Why would Politico be saying of DNC chair Debbie Wasserman Schultz that Democrats turn her on? But no, in actuality, the Democrats are turning on her. Those tricky phrasal verbs.


  1. Q. Pheevr said,

    September 19, 2014 @ 11:48 am

    And then there's this photo caption in the first article you link to:

    No supporters celebrate after their decisive victory

    A bit farther down the page they use some disambiguating quotation marks:

    "No" campaigners were jubilant as the scale of the result became known

    …but even there, it's possible to get a rather odd reading if you interpret them as claim quotes.

  2. Bloix said,

    September 19, 2014 @ 6:05 pm

    Headline's been changed to "Salmond to quit after Scots vote no." Looks like other people were confused, too.

  3. Stan Carey said,

    September 20, 2014 @ 4:20 am

    No and Yes are very conducive to ambiguity in referendums and other such contexts, especially if a house style prescribes lowercase initial letters.

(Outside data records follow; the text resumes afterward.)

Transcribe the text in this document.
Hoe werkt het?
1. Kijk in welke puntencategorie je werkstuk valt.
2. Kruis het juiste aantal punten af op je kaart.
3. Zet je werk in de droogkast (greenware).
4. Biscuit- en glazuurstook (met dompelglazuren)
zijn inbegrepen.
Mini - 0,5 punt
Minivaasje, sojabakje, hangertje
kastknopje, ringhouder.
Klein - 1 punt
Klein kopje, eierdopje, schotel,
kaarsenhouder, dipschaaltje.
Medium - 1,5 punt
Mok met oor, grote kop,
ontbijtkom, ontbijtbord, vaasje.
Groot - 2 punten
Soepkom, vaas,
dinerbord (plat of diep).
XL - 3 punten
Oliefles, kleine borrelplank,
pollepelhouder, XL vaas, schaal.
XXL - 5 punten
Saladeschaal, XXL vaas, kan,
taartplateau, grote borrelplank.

    A recent BBC tweet that took me up the garden path: "Police in Ferguson, Missouri stop Michael Brown shooting protesters from blocking a highway".

  4. Orin Hargraves said,

    September 20, 2014 @ 8:19 am

    And there's this:

  5. ErikF said,

    September 20, 2014 @ 10:32 am

    For the second headline, I thought that the Democrats had a human-shaped robot that they unleashed! Apparently I've been reading too many science fiction books recently.

  6. John Swindle said,

    September 21, 2014 @ 4:30 am

    I misread this one at first as well:

    Salmond: 'No' voters were 'tricked'.

    I thought Salmond was denying a claim that voters had been "tricked."

  7. Lugubert said,

    September 21, 2014 @ 10:29 pm

    John S, it got rather more ambiguous in Swedish reports. A word ("lurades") was used that can mean "were tricked" as well as "were tricking".